Sweden faces its ‘worst peacetime attack’ in Stockholm

By Alexis Bell
Staff Writer

A hijacked beer delivery truck in Stockholm plowed into pedestrians and an upscale department store on April 7, killing four and injuring 15, Bloomberg reported.

This was Sweden’s “worst peacetime attack,” the same source reported.

The suspect remains in custody while a trial is pending. (AP Photo)

The attack occurred on Drottninggatan, or Queen Street, a popular destination lined with shops in a pedestrian-only section of the street, according to NPR.

In a news conference on April 9, officials identified the suspect as 39-year-old Uzbek national Rakhmat Akilov, who had applied for residency in 2014, but was denied and ordered to leave Sweden, NPR reported.

“We know that he has shown sympathy for extremist organizations like (the Islamic State),” said Jonas Hysing, chief of national police operations, according to NPR.

A hearing occurred at the Swedish capital on Tuesday, April 11. Akilov’s lawyer, Johan Eriksson, said Akilov did not speak in court and will remain in custody pending a trial, CNN reported.

The suspect “confesses to the terror crime, and he agrees with the detention order,” said Eriksson, according to CNN.

According to the same source, Court President Malou Lindbolm said Akilov must be formally charged by May 11.

“We will not bow down to terrorism. Sweden will be an open and safe country,” said Prime Minister Stefan Lofven, according to Bloomberg.

The victims of the attack were honored in a moment of silence and a makeshift candle memorial on Monday, April 10, The New York Times reported.

“Our unity will always be stronger than the forces that seek to tear us apart. Our way of life will never be suppressed. Our democracy will triumph over freedom,” Lofven said, according to The New York Times.

Stockholm is the most recent of several European cities that have been targeted in similar attacks. A terrorist in London drove a car into pedestrians last month, while trucks plowing through crowds killed many last year in Berlin and Nice, France, Bloomberg reported.

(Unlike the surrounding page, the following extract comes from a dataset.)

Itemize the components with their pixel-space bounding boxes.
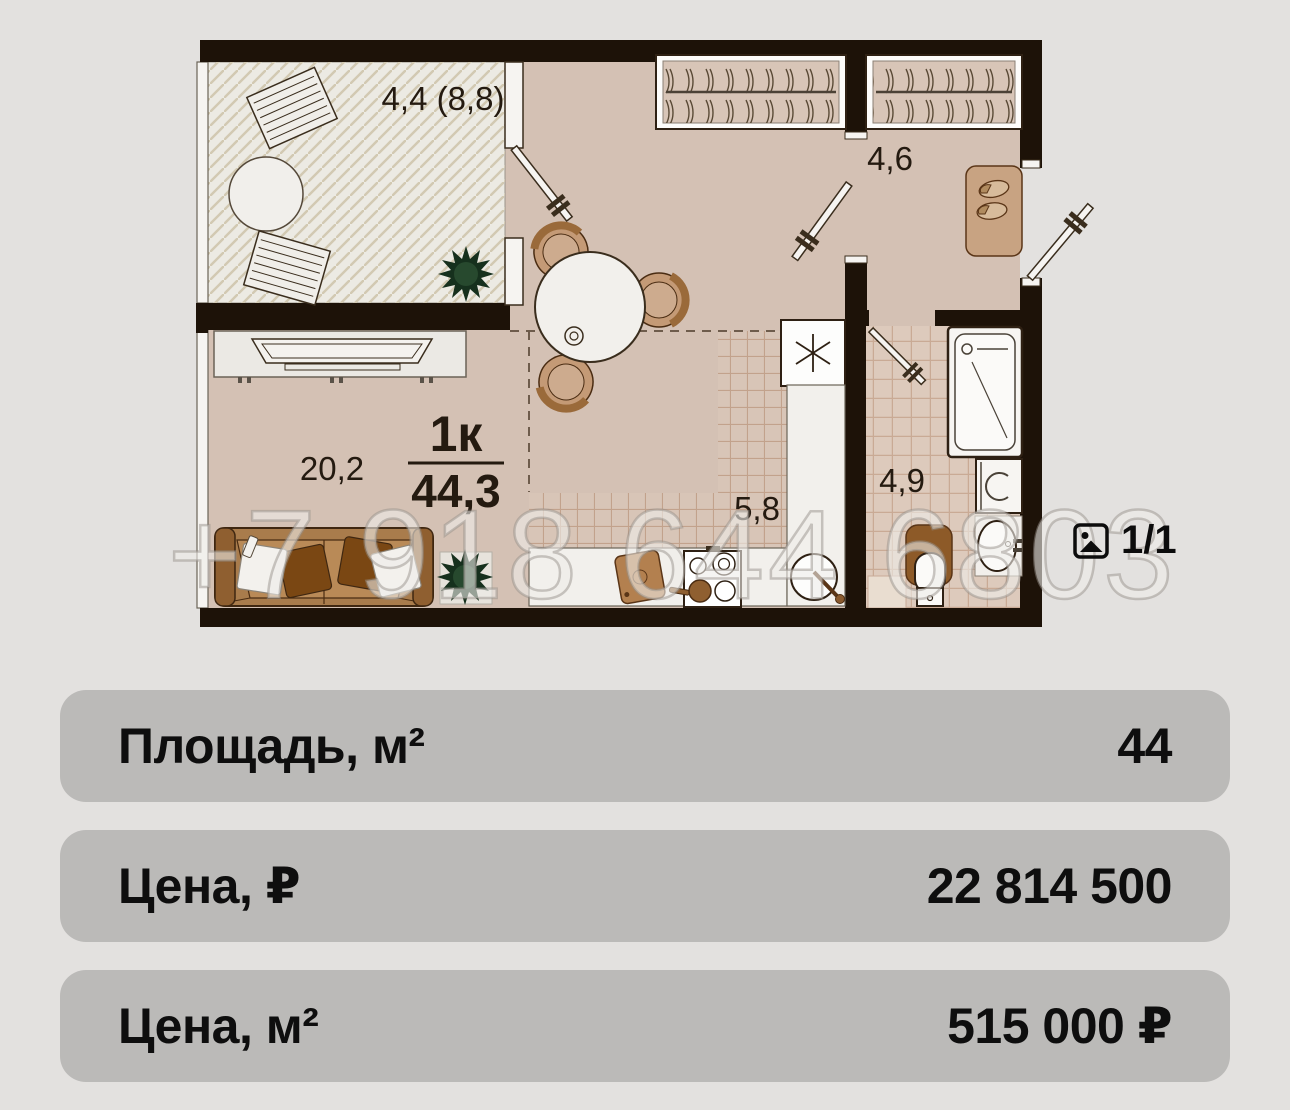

Lofven recognizes the demonstration of the strength of Sweden and its people in the midst of the attack’s aftermath.

“In these 24 hours, Sweden has shown itself from its best side. Helping each other, supporting each other, opening their homes to others. And that shows the strength of our country. No one can ever take that strength away from us,” Lofven said, according to Bloomberg.